What are the effects on metabolism from glucocorticoid use?
Increased glucose production (increased gluconeogenesis and reduced glucose uptake to muscle and fat), proteolysis to increase amino acid levels, and redistribution of lipids.
What is the action of glucocorticoids on bone?
Inhibit osteoblast formation and reduce calcium absorption in gut.
What is the action of glucocorticoids on the inflammatory system?
Anti-inflammatory and immunosuppressive drugs by inhibition of B and T cell responses, reduced transcription of cytokines, reduced cell adhesion by leucocytes, and reduced phagocytic function.
What disease can result from excess glucocorticoid?
Cushing’s syndrome.
What are the changes seen in Cushing’s syndrome?
Significant fat redistribution, reduced muscle mass (increased proteolysis), hypocalcaemia (affects GI absorption), reduced bone reabsorption, hyperglycaemia, effects CNS.
What are the adverse drug reactions of glucocorticoids?
Cushing’s syndrome, risk of avascular necrosis, cataracts, peptic ulcers, infections, adrenal insufficiency (HPA inhibition), sodium and water retention -> hypertension/hypernatraemia/hypokalaemia.
Which drugs affect glucocorticoid metabolism?
Inducers (PCRABS) - phenytoin, carbamazepine, rifampicin, alcohol, barbiturates, sulphonylureas.
Inhibitors (O-DEVICES) - omeprazole, disulfarim, erythromycin, valproic acid, isoniazed, cimetidine, ethanol, sulphonamides.
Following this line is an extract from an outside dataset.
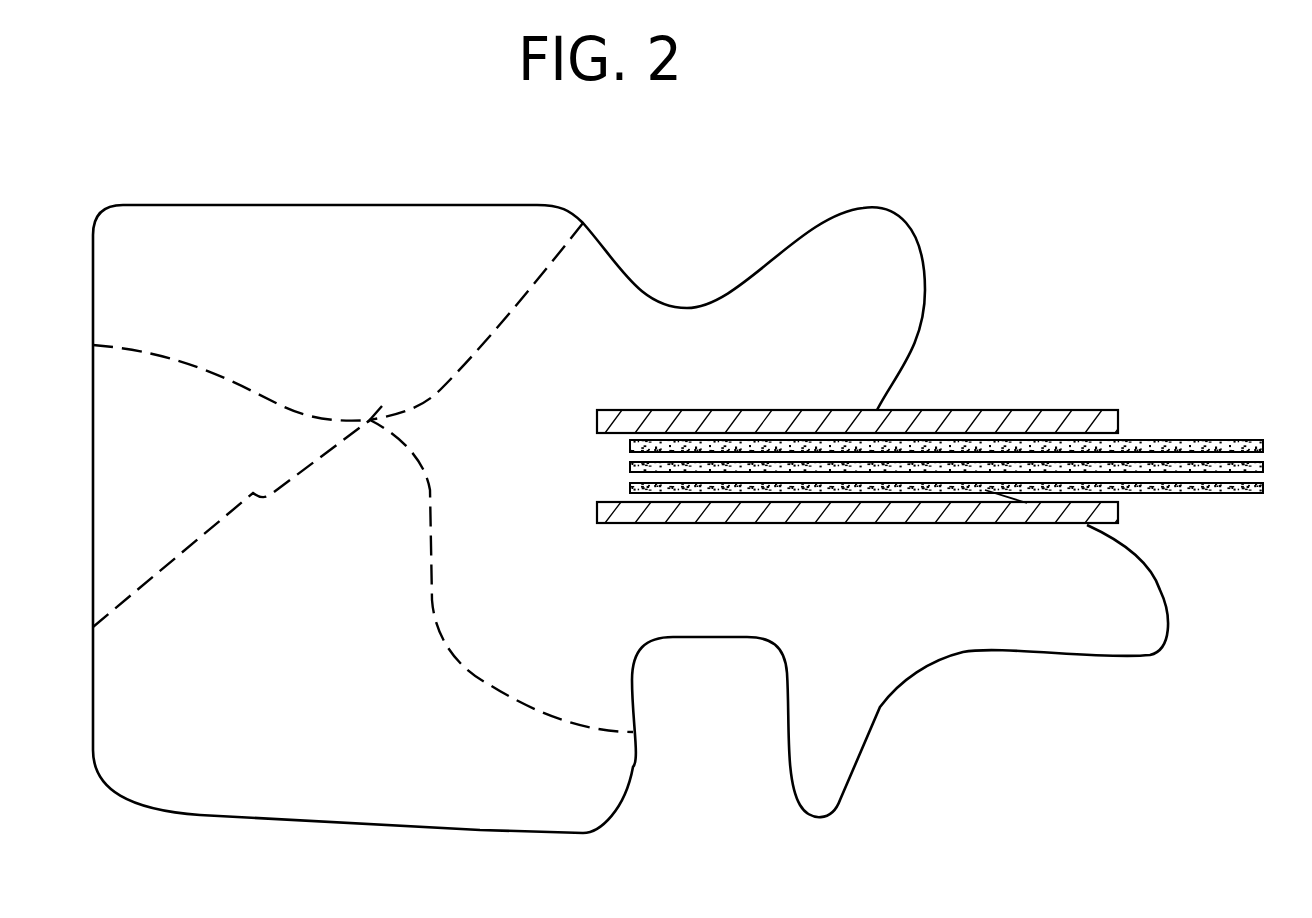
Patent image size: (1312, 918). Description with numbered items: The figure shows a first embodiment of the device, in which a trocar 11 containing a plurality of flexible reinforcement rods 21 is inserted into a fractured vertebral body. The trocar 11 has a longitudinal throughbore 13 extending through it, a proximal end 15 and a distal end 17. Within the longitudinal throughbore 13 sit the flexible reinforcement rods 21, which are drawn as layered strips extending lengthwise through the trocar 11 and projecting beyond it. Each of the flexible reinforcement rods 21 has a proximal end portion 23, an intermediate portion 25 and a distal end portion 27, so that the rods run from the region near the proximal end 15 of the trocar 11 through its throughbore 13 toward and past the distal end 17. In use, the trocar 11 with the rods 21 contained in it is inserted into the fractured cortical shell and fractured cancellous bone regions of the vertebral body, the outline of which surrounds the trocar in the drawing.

Which steroid sparing drugs can be used in conjunction with glucocorticoids?
Azathioprine, methotrexate, cyclophosphamide.
What should be used to monitor long term use of glucocorticoids?
Peak flow, ALT, CRP.
Why is gradual tapering of glucocorticoids doses needed?
Risk of adrenal insufficiency, so need to taper off to allow reactivation of HPA axis.
What are the clinical uses of glucocorticoids?
Inflammatory disease (IBD, RA etc), immunosuppression (acute transplant rejection, etc), malignancy (treats hypercalcaemia and increases appetite), adrenal insufficiency, diagnosis of Cushing’s (Dexamethasone suppression).
Why should the anaesthetist be informed about patients on long-term steroids?
Can’t mount sufficient endogenous stress response so risk of peri-operative hypo-adrenal crisis is a risk so steroid levels should be increased around surgery.